According to new data released by the UIS, literacy rates for adults and youths continue to rise. Young women aged 15-24 are making the strongest gains, but still lag behind young men.
In 2012, 87% of female youths had basic literacy skills, compared to 92% of male youths. Overall, 60% of all countries with data had youth literacy rates of 95% or higher.
Youth literacy rate, 2012 or latest year with data
The global adult literacy rate, for the population 15 years and older, was 80% for women and 89% for men in 2012. At the national level, around 40% of countries with data had adult literacy rates of 95% or higher.
Adult literacy rate, 2012 or latest year with data
Despite these gains, 781 million adults still could not read or write – two-thirds of them (496 million) were women. In more than a dozen countries, mostly in sub-Saharan Africa, fewer than half of all adults had basic literacy skills. Among youths, 126 million were illiterate, of which 77 million were female. Even though the size of the global illiterate population is shrinking, the female proportion has remained virtually steady at 63% to 64%.

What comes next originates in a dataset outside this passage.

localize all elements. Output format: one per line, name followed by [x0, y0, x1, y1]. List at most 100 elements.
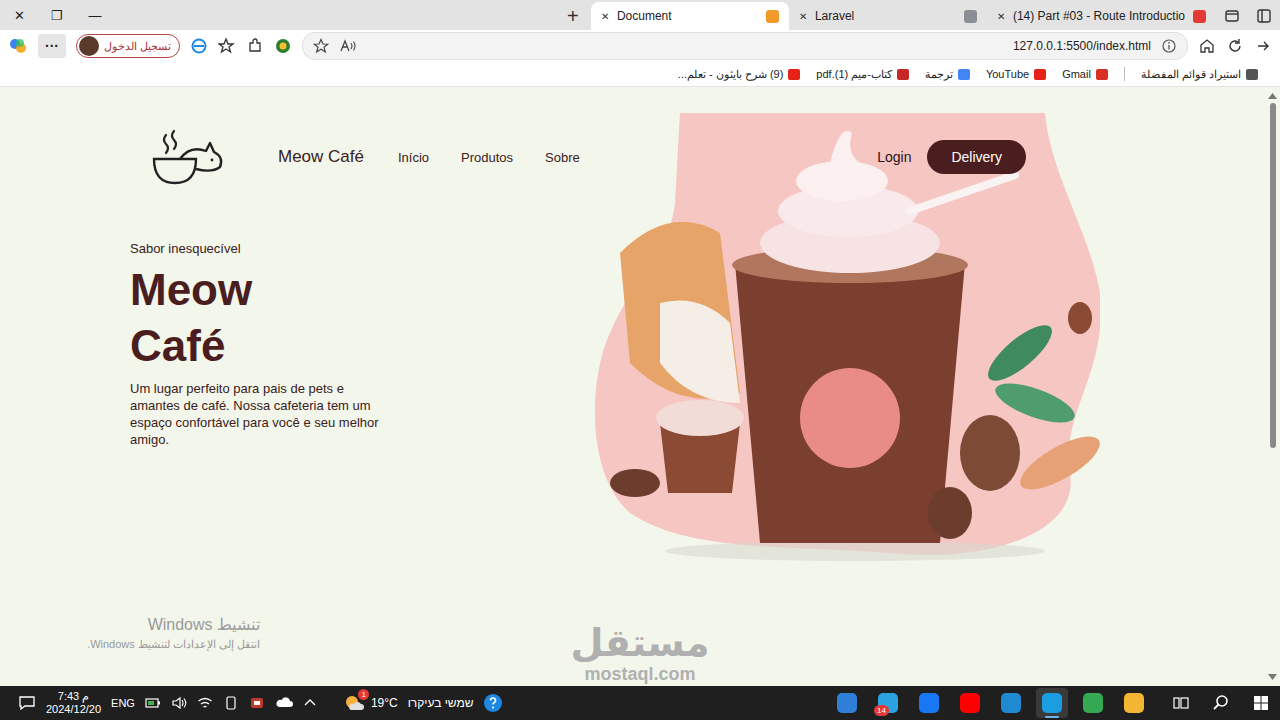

New data available from Afghanistan
For more than 50 countries, updated literacy rates are available in the UIS Data Centre, among them Afghanistan, which reported new literacy data to the UIS for the first time in over 30 years. In 2011, 32% of the adult population of Afghanistan could read and write, compared to 18% in 1979.
The youth literacy rate increased from 30% in 1979 to 47% in 2011. Gender disparity remains high in Afghanistan, with only 18% of adult women able to read and write, compared to 45% of adult men. Among youths between 15 and 24 years, the situation is improved, with a female literacy rate of 32% and a male literacy rate of 62% in 2011.